業績悪化改定事由と判断され、役員報酬の期中減額改定が税務上認められるためには、主観的な判断だけでなく、客観的かつ合理的な経営状況の悪化を示す基準が必要です。
単に一時的な業績の落ち込みでは認められず、例えば、継続的な大幅な売上高の減少、売上総利益率や営業利益率の顕著な低下、さらには債務超過に陥るような深刻な財務状況の悪化などが、客観的な判断基準となり得ます。

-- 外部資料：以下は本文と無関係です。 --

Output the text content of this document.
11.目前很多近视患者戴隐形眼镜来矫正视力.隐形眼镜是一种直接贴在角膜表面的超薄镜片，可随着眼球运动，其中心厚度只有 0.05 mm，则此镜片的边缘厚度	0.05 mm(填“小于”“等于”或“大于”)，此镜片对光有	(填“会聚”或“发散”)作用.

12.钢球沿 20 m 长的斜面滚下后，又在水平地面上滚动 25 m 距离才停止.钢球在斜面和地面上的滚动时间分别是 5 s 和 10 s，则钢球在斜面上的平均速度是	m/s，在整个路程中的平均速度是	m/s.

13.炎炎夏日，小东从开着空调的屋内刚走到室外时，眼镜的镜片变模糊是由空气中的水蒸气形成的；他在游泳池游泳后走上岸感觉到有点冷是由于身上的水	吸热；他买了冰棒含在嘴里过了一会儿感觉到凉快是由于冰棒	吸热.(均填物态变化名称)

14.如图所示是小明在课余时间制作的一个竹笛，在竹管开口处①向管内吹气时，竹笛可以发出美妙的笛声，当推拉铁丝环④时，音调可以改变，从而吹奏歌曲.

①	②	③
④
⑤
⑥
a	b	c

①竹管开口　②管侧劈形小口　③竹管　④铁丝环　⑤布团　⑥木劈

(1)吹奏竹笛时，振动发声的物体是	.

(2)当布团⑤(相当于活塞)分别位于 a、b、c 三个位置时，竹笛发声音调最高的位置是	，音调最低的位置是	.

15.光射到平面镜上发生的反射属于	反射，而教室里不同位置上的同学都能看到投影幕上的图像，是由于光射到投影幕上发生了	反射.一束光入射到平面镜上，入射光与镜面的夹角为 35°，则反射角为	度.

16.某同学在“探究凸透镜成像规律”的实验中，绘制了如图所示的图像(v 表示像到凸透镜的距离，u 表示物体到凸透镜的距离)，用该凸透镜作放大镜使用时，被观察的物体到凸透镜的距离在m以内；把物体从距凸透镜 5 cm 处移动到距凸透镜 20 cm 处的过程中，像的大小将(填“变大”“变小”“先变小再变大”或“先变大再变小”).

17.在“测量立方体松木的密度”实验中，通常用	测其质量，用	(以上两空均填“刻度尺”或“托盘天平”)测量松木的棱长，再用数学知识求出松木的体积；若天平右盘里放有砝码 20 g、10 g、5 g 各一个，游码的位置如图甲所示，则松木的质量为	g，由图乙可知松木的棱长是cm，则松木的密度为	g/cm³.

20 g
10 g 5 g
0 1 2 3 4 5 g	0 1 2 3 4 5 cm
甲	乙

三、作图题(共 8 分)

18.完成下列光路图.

これらの指標は、企業の事業計画や過去の業績、あるいは同業他社の状況と比較して、著しく不利な状況にあることを具体的に裏付けるものでなければなりません。

まとめ

役員報酬を税務上の損金として計上するためには、原則として毎月同額を支給する定期同額給与のルール遵守が求められ、改定は事業年度開始前に行うのが基本となります。
事業年度途中の役員報酬の減額改定は業績悪化改定事由に該当する場合に限り例外的に認められますが、その判断には、売上高や利益率の低下といった客観的かつ具体的な経営状況の悪化を示す必要があります。
安易な期中改定は税務調査で否認されるリスクを伴うため、自社の状況に応じて慎重に判断しましょう。